Deze code illustreert het gebruik van adres- en indirectie-operatoren. Eerst wordt een geheel getalvariabele met de naam “value” geïnitialiseerd met de waarde 99. De oorspronkelijke waarde van “value” wordt vervolgens naar de console uitgevoerd. Vervolgens wordt een pointervariabele “ptr” gedeclareerd, en wordt de operator adres-van (&) gebruikt om het geheugenadres “waarde” toe te wijzen aan “ptr”. Het programma voert vervolgens dit geheugenadres uit, waarmee de basiswerking van de “adres”-operator wordt getoond.
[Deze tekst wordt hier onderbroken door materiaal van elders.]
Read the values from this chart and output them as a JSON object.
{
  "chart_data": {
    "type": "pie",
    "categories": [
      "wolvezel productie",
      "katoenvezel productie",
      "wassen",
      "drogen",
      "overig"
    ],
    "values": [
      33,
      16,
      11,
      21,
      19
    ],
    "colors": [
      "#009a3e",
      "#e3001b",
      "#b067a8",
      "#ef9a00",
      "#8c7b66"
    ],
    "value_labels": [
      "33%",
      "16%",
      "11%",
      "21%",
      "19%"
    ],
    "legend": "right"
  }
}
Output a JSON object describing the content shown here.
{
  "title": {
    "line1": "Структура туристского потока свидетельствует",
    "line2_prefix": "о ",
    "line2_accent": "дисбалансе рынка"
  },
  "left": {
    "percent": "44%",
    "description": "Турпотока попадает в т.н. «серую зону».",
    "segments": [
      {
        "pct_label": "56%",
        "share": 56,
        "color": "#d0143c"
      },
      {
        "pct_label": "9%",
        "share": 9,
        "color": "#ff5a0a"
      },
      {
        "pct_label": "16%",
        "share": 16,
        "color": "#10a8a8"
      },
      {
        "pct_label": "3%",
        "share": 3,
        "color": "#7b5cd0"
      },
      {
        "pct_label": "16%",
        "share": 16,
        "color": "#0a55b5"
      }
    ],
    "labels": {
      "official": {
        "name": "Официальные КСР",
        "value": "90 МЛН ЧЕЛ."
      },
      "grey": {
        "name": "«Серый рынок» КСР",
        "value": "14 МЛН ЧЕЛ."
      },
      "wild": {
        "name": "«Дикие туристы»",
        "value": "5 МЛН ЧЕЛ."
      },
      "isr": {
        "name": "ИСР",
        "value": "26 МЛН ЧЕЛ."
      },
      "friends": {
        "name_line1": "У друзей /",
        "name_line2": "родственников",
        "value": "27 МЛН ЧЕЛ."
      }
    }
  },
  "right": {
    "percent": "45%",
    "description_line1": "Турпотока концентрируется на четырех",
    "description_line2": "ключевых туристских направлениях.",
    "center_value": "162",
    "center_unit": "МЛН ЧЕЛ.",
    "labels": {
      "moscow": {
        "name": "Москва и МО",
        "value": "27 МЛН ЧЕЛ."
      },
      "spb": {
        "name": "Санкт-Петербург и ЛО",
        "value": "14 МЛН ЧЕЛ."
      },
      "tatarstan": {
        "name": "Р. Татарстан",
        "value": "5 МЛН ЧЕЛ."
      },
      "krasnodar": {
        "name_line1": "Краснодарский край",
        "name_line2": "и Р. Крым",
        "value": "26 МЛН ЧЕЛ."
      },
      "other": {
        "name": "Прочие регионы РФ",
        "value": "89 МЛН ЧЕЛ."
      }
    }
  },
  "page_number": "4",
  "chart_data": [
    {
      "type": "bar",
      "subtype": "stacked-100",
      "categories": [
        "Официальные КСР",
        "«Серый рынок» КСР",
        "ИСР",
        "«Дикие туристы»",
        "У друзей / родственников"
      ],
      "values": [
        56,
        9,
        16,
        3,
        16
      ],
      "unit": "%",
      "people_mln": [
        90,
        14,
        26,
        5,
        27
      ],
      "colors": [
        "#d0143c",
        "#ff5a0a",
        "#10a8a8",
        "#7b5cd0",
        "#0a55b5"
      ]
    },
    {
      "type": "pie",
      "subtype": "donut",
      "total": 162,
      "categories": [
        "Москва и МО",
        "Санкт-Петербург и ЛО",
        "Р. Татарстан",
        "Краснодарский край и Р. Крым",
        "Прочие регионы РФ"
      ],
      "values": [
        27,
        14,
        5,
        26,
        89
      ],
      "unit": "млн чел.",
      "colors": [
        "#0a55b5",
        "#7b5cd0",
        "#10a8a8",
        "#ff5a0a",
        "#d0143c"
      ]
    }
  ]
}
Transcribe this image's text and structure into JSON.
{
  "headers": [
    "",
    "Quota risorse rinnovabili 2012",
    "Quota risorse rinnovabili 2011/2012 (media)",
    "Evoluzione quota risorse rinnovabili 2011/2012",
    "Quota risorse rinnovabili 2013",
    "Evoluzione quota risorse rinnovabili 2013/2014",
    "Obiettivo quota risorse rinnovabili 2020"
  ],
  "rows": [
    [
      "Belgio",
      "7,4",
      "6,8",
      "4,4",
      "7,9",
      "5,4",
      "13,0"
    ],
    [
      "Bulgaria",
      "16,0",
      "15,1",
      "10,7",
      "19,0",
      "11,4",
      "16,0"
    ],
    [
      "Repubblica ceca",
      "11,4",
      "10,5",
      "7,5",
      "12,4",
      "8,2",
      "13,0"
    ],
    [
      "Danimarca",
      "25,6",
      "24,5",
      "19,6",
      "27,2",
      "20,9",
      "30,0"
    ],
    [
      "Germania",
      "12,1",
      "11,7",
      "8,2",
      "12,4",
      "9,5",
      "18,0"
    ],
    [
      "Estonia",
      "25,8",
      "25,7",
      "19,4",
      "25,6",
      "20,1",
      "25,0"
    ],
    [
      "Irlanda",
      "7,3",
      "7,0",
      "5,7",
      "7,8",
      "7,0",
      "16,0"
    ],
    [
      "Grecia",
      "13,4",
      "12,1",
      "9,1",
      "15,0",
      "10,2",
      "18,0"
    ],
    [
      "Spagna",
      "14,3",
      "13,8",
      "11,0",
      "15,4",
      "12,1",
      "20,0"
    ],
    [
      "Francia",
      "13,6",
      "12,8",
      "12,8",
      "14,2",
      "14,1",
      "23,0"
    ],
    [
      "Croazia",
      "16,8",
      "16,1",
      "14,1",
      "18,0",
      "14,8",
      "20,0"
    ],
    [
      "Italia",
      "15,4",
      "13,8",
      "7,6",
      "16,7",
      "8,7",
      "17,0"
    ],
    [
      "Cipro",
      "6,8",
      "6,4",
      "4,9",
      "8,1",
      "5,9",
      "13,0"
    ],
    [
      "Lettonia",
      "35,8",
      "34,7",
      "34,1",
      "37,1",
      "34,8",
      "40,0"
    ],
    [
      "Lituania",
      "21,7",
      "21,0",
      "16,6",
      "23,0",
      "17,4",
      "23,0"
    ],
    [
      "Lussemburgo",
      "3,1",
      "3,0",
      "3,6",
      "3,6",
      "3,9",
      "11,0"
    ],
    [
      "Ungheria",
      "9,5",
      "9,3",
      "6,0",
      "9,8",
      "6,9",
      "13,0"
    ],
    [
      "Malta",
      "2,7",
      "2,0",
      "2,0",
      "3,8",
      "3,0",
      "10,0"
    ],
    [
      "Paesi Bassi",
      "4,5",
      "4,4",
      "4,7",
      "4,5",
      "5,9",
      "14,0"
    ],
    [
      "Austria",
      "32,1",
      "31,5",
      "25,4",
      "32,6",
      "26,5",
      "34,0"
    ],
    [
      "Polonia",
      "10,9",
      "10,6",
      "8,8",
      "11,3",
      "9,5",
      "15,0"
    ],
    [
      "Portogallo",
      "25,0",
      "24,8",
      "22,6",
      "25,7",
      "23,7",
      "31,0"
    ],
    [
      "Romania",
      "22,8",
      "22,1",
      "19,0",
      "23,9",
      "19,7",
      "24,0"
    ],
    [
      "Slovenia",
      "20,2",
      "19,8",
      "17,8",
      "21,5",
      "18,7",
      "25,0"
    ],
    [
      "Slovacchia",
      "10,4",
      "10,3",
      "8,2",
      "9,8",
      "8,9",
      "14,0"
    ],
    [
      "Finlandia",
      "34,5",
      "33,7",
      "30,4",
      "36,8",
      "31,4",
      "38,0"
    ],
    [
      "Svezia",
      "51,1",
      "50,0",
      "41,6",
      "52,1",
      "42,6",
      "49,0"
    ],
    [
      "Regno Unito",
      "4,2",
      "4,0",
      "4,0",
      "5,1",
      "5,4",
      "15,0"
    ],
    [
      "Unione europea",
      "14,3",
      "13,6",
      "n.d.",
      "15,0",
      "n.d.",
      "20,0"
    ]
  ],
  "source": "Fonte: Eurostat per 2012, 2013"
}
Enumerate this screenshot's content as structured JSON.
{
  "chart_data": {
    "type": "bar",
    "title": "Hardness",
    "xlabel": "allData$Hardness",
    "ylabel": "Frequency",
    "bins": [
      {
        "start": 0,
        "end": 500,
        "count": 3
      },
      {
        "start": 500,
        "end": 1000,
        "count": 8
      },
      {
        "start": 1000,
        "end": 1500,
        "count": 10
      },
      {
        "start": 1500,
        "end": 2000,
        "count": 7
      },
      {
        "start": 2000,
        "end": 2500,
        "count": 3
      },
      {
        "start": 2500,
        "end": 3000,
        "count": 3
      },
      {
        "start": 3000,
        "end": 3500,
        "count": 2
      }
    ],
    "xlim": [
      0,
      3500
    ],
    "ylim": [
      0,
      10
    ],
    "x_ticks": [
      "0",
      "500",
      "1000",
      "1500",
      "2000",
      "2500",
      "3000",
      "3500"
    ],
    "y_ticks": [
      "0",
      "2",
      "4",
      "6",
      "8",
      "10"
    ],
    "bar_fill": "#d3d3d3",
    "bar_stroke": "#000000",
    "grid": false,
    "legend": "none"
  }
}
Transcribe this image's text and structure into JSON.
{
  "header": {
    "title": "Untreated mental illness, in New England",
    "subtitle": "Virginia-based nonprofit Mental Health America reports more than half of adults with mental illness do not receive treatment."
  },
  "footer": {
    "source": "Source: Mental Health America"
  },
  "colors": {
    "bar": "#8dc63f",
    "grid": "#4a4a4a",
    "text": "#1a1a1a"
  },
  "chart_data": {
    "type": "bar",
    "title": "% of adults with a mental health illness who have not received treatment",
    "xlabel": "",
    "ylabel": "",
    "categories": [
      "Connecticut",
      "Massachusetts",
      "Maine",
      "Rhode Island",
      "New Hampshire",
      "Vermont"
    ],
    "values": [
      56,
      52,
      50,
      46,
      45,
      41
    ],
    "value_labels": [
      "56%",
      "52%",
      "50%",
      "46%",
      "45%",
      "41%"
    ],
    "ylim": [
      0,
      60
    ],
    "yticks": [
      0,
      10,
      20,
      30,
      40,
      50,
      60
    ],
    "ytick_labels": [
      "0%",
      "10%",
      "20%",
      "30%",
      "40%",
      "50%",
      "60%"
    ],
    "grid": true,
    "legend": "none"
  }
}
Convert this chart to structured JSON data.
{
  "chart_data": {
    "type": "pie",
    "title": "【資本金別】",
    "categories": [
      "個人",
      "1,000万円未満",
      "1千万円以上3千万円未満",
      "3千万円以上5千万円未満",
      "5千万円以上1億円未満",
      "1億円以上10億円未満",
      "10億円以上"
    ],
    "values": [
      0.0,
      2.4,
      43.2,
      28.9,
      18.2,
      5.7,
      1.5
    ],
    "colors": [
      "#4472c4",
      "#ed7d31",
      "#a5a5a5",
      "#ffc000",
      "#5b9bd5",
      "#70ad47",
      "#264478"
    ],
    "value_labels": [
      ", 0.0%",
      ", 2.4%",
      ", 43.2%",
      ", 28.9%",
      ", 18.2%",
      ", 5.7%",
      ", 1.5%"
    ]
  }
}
Daarna wordt een nieuwe integer-variabele genaamd “retrievedValue” gedeclareerd, en wordt de indirectie-operator (*) gebruikt om de waarde op te halen die is opgeslagen op het geheugenadres waarnaar wordt verwezen door “ptr”. De opgehaalde waarde wordt vervolgens naar de console uitgevoerd.

Conclusie

Dit artikel biedt een uitgebreide verkenning van unaire operatoren in C++. We zijn begonnen met het categoriseren van de unaire operatoren in verschillende typen, waaronder rekenkundige, logische, bitgewijze en operatoren die verband houden met adres en indirectie. Er werden voorbeelden uit de echte wereld gegeven om de nuttige toepassing van deze operatoren aan te tonen. Deze operators spelen een cruciale rol bij het programmeren in C++, waardoor de ontwikkelaars efficiënt met pointers kunnen werken en het geheugen kunnen beheren.